代替わりして、自分たちが一番上になったから、と2年生の気が少し緩んだように見えたために注意する。

「小原先生、ラリーお願いします。」

佐藤が真剣な顔で挑んできた。

俺自身も高校でバドミントンをしていたためにそれなりの経験はある。

中学生相手に大人が本気で戦うのはどうか、と思っていると。

「先生、気を抜かないでくださいね?私は真っ向勝負がしたいです。

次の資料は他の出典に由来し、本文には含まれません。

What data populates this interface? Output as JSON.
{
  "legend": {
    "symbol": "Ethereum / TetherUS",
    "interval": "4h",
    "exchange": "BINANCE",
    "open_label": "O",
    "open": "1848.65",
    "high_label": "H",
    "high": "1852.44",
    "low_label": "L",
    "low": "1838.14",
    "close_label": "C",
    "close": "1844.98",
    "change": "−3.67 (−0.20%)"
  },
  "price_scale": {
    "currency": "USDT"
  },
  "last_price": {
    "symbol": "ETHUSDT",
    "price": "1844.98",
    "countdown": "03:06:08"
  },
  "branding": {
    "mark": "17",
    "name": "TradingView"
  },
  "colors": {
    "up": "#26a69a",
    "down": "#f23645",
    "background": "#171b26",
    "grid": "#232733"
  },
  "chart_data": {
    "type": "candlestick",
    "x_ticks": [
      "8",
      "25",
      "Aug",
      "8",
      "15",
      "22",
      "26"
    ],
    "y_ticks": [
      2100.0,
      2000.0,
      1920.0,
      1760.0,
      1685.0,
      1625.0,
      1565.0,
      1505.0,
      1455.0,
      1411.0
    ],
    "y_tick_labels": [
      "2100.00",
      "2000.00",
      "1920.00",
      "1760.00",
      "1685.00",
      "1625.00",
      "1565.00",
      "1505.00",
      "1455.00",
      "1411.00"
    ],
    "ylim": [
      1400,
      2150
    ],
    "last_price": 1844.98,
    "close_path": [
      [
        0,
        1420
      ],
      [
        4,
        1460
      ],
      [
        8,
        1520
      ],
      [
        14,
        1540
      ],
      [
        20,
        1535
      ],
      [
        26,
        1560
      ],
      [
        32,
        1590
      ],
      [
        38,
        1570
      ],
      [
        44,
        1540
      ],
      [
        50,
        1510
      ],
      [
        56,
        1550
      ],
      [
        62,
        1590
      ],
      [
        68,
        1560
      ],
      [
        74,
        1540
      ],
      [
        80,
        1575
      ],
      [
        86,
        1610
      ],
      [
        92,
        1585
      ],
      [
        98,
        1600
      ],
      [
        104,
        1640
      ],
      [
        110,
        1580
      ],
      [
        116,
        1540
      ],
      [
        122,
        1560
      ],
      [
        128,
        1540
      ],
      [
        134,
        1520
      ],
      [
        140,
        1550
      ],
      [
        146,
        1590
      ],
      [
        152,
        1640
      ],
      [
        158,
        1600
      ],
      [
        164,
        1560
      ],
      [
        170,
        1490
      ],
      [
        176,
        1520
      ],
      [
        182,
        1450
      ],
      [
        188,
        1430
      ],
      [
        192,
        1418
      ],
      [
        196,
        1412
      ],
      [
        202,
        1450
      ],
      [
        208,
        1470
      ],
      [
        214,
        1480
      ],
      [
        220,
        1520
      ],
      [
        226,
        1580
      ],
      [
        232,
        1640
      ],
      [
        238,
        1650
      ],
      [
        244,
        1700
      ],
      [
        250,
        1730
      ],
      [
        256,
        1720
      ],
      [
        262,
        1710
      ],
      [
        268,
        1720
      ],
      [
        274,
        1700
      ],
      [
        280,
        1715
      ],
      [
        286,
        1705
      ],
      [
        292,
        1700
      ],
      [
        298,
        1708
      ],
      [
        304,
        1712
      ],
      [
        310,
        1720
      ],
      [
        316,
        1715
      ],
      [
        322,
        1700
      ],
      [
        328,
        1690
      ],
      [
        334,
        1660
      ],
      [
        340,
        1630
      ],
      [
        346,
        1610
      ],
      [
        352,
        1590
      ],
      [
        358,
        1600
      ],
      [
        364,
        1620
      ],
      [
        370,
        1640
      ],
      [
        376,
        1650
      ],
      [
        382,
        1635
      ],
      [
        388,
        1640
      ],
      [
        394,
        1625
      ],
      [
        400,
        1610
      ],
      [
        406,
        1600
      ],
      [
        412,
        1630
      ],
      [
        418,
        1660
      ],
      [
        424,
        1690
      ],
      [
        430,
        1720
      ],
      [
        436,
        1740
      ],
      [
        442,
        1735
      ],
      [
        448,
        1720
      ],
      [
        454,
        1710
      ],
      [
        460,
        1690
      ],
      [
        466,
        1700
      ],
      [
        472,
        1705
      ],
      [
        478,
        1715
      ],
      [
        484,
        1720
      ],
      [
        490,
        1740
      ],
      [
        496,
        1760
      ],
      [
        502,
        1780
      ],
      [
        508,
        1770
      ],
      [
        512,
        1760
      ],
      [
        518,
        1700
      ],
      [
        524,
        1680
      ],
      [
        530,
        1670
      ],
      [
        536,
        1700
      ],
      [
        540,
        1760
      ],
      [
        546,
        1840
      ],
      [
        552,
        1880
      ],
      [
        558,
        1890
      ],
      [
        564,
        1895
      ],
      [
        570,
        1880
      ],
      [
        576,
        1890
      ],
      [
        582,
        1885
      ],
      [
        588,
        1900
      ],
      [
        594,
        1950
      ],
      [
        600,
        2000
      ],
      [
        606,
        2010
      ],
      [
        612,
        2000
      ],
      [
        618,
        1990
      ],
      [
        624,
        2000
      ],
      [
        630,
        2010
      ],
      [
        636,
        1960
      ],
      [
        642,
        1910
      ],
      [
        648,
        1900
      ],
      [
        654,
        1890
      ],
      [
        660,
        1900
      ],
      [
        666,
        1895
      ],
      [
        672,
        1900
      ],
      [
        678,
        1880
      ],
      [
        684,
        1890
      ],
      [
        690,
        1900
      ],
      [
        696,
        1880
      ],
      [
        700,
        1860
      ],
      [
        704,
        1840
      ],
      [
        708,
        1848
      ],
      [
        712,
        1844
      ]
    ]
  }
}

」

佐藤の目にはメラメラと闘志が燃えていた。

それならば、と本気で応える。

しばらく打ち合いを続けると、だんだんと佐藤の癖が見え始めた。

15分ほど続け、佐藤がギブアップした。

「佐藤さん、なかなかに良い筋ですけど、慣れてくるとパターンが読みやすくなってきます。もう少し色々な戦術を研究して、身につけていくとさらに強くなりますよ。」

「ありがとうございます!」

佐藤は真面目で、本気で勝ちを狙っている。

良い人材を部長にしたな、と1人感心した1日だった。